Rosen appears on QVC 50 times every year, and has also appeared on national television shows, including ABC's Good Morning America, The Chew, NBC's Today, Food Network's Throwdown! with Bobby Flay, and Emeril Live.

In September 1996, he sold 2,400 cheesecakes in four minutes on QVC. He was named to the Crain's New York "40 Under 40 Class of 2002" when Rosen was 32 years old.

In 2014, Rosen turned down a $45 million offer ($450-per-buildable-square-foot) from JDS Development Group to buy the two-story Brooklyn building of the flagship Juniors restaurant. He said his family's business was too important to him and to the community.

In 2020, he joined Romacorp's (Tony Roma's) board of directors.

In December 2021, Rosen said that a cream cheese shortage was badly hurting his business. He said it was a major ingredient in his cheesecake, and demand had increased 43% while at the same time there was a labor crisis at some dairy plants.

In August 2022, Rosen announced a partnership with candle company Literie on a strawberry cheesecake-scented candle. He said that "With this partnership ... our fans from all over can still be enticed by our famous scent – but without the calories!"

==Civic activities==
In May 2021, Rosen sponsored a program that bought back guns in Brooklyn; the program yielded 69 weapons. Rosen said he thought the buyback program was a success, and that "It may not be the most efficient way to solve gun violence issues, but it's what I can do right now." In 2023 he sponsored his third gun buyback, partnering with the Brooklyn District Attorney's Office.

Rosen is on the board of the Fulton Mall Improvements Association as part of the Downtown Brooklyn Partnership.

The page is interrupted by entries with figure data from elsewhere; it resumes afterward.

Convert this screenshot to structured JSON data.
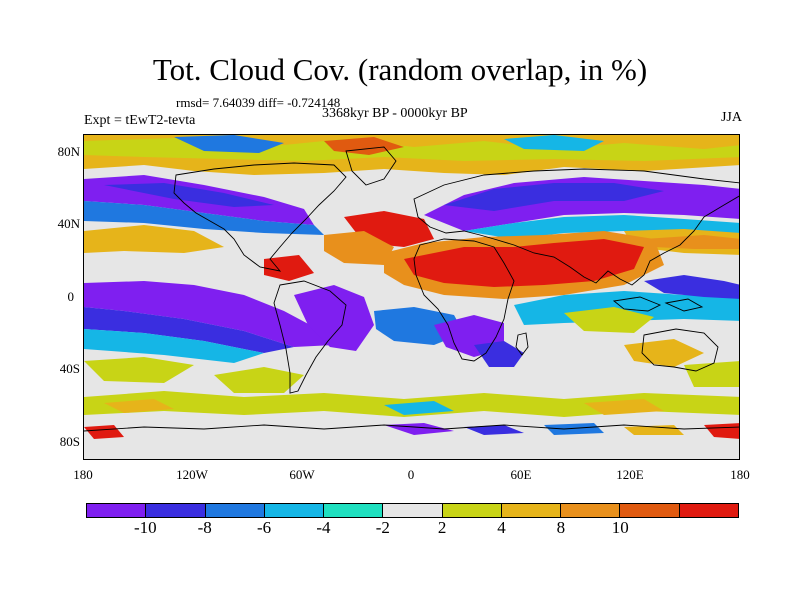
{
  "title": "Tot. Cloud Cov. (random overlap, in %)",
  "stats_line": "rmsd= 7.64039 diff= -0.724148",
  "experiment": "Expt = tEwT2-tevta",
  "period": "3368kyr BP - 0000kyr BP",
  "season": "JJA",
  "map": {
    "projection": "cylindrical-equidistant",
    "lon_range": [
      -180,
      180
    ],
    "lat_range": [
      -90,
      90
    ],
    "lat_ticks": [
      {
        "value": 80,
        "label": "80N"
      },
      {
        "value": 40,
        "label": "40N"
      },
      {
        "value": 0,
        "label": "0"
      },
      {
        "value": -40,
        "label": "40S"
      },
      {
        "value": -80,
        "label": "80S"
      }
    ],
    "lon_ticks": [
      {
        "value": -180,
        "label": "180"
      },
      {
        "value": -120,
        "label": "120W"
      },
      {
        "value": -60,
        "label": "60W"
      },
      {
        "value": 0,
        "label": "0"
      },
      {
        "value": 60,
        "label": "60E"
      },
      {
        "value": 120,
        "label": "120E"
      },
      {
        "value": 180,
        "label": "180"
      }
    ]
  },
  "colorbar": {
    "levels": [
      -10,
      -8,
      -6,
      -4,
      -2,
      2,
      4,
      8,
      10
    ],
    "level_labels": [
      "-10",
      "-8",
      "-6",
      "-4",
      "-2",
      "2",
      "4",
      "8",
      "10"
    ],
    "colors": [
      "#7f1ff0",
      "#3a2ee0",
      "#1f78e0",
      "#15b6e6",
      "#1fe0c0",
      "#e6e6e6",
      "#c8d416",
      "#e6b41a",
      "#e8901c",
      "#e05a10",
      "#e01a10"
    ]
  },
  "chart_data": {
    "type": "heatmap",
    "title": "Tot. Cloud Cov. (random overlap, in %)",
    "variable": "Total cloud cover difference (random overlap), %",
    "experiment": "tEwT2-tevta",
    "period": "3368kyr BP - 0000kyr BP",
    "season": "JJA",
    "rmsd": 7.64039,
    "diff": -0.724148,
    "contour_levels": [
      -10,
      -8,
      -6,
      -4,
      -2,
      2,
      4,
      8,
      10
    ],
    "xlim": [
      -180,
      180
    ],
    "ylim": [
      -90,
      90
    ]
  }
}
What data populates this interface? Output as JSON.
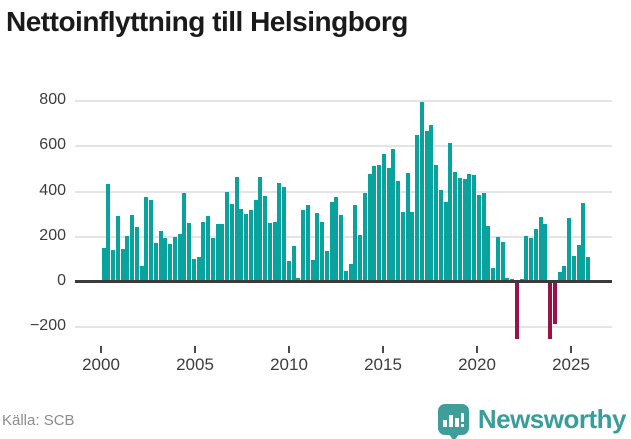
{
  "title": "Nettoinflyttning till Helsingborg",
  "footer": {
    "source": "Källa: SCB",
    "brand": "Newsworthy"
  },
  "colors": {
    "bar_positive": "#0aa29c",
    "bar_negative": "#9e1148",
    "grid": "#e4e4e4",
    "baseline": "#3b3b3b",
    "brand_teal": "#3f9e99",
    "title_text": "#1a1a1a",
    "axis_text": "#3d3d3d",
    "source_text": "#8c8c8c"
  },
  "chart_data": {
    "type": "bar",
    "title": "Nettoinflyttning till Helsingborg",
    "frequency": "quarterly",
    "x_start_year": 2000,
    "x_ticks": [
      2000,
      2005,
      2010,
      2015,
      2020,
      2025
    ],
    "y_ticks": [
      -200,
      0,
      200,
      400,
      600,
      800
    ],
    "y_tick_labels": [
      "−200",
      "0",
      "200",
      "400",
      "600",
      "800"
    ],
    "ylim": [
      -290,
      860
    ],
    "grid": true,
    "legend": "none",
    "values": [
      145,
      430,
      138,
      287,
      140,
      197,
      290,
      237,
      65,
      370,
      360,
      170,
      222,
      190,
      165,
      195,
      208,
      390,
      255,
      98,
      107,
      259,
      289,
      190,
      253,
      250,
      393,
      340,
      460,
      320,
      295,
      313,
      358,
      460,
      375,
      255,
      259,
      433,
      415,
      87,
      155,
      12,
      315,
      337,
      95,
      300,
      261,
      133,
      351,
      373,
      293,
      46,
      75,
      334,
      202,
      387,
      474,
      507,
      511,
      562,
      500,
      582,
      444,
      303,
      477,
      306,
      647,
      792,
      665,
      690,
      511,
      400,
      350,
      608,
      480,
      455,
      450,
      475,
      470,
      380,
      390,
      245,
      59,
      196,
      174,
      12,
      8,
      -250,
      10,
      198,
      190,
      230,
      283,
      250,
      -250,
      -185,
      40,
      65,
      280,
      110,
      160,
      345,
      105
    ]
  }
}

In June 2024, Rosen said that he was considering running in the 2025 New York City mayoral election, and was gauging political and public interest in him running for mayor. He describes himself as a fiscally conservative and socially liberal moderate Republican. The election is scheduled for November 4, 2025. He is hoping to attract the backing of the Republican Party, as he said: "I don't have the kind of bread or cheesecake to do this on my own". His concerns about New York City have included shoplifting at pharmacies, safety of residents, cashless bail, quality of life, and the cost of living.

==Author==
Rosen is the co-author of three books: Junior's Cheesecake Cookbook: 50 To-Die-For Recipes for New York-Style Cheesecake (Taunton Press, 2007), Junior's Dessert Cookbook: 75 Recipes for Cheesecakes, Pies, Cookies, Cakes and More (Taunton Press, 2011), and Junior's Home Cooking: Over 100 Recipes for Classic Comfort Food (Taunton Press, 2013).